The film knows how to keep its audience invested, and even its detours through drier subject matters are presented in inventive ways that are directly tied to character. When the film sees fit to drop some exposition about British imperialism and interference in Iran's politics, it doesn't portray a hamfisted conversation or flashback. Rather, it stages a sort of puppet show, with simple figurines of world leaders sharing a simple, and kind of goofy, dialogue. The unsubtle formal playfulness of this history lesson pops because it is exactly the level of complexity that young Marji would have been able to digest at the time. Everything in Persepolis is rooted in character.

In a way, that leads to my only complaint about the film. For a stretch in the middle, Marjane leaves Iran to pursue her studies in Vienna. As she drifts around from temporary home to temporary home, from friend group to friend group, her status as an outsider becomes unsustainable. She feels displaced and ultimately becomes a drifter lacking a sense of purpose. Although this section of the film serves an important narrative purpose, her time spent away from Iran is less engaging. The film's previous personal/political balance is upset, as we spend far more time learning about Marjane's individual woes. It doesn't help that so much of this period of her life is tangential. The characters we meet and the places she lives don't much matter in the long run, which is kind of the point, but we lose the immediacy and immersion that the film had done so well.
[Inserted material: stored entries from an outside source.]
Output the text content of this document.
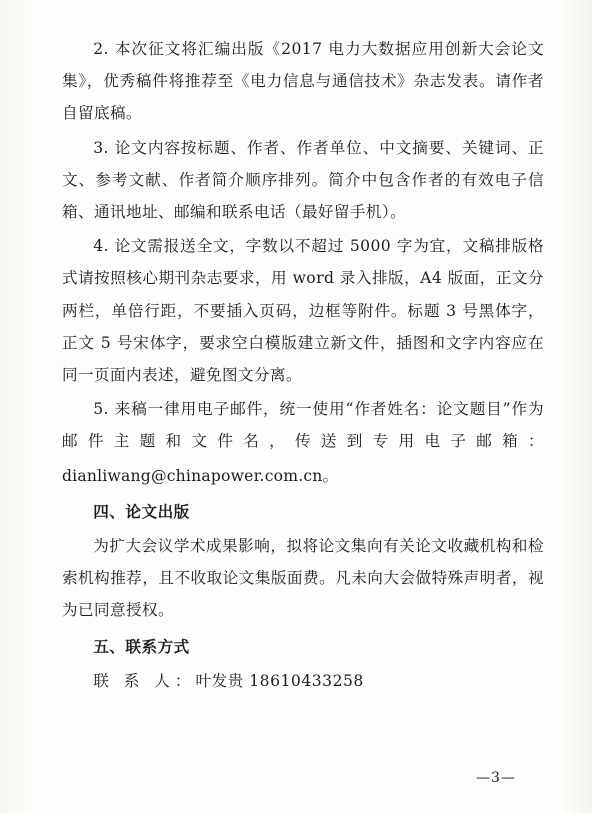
2. 本次征文将汇编出版《2017 电力大数据应用创新大会论文集》，优秀稿件将推荐至《电力信息与通信技术》杂志发表。请作者自留底稿。

3. 论文内容按标题、作者、作者单位、中文摘要、关键词、正文、参考文献、作者简介顺序排列。简介中包含作者的有效电子信箱、通讯地址、邮编和联系电话（最好留手机）。

4. 论文需报送全文，字数以不超过 5000 字为宜，文稿排版格式请按照核心期刊杂志要求，用 word 录入排版，A4 版面，正文分两栏，单倍行距，不要插入页码，边框等附件。标题 3 号黑体字，正文 5 号宋体字，要求空白模版建立新文件，插图和文字内容应在同一页面内表述，避免图文分离。

5. 来稿一律用电子邮件，统一使用“作者姓名：论文题目”作为邮件主题和文件名，传送到专用电子邮箱：

dianliwang@chinapower.com.cn。

四、论文出版

为扩大会议学术成果影响，拟将论文集向有关论文收藏机构和检索机构推荐，且不收取论文集版面费。凡未向大会做特殊声明者，视为已同意授权。

五、联系方式

联 系 人：叶发贵 18610433258

—3—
I would be sympathetic to the argument that that's part of the point--as Marjane grows numb to her life, so do we. At any rate, it's hard to fault someone's biography for not being constantly propulsive. Persepolis never loses our attention, and I am even grateful for its slower moments. They allow us to spend more time in Marjane's gorgeous, funny, mesmerizing, devastating world. This film is a masterclass of marrying form to content. Like any truly excellent story, Persepolis fully and fearlessly injects us into the experience of another person.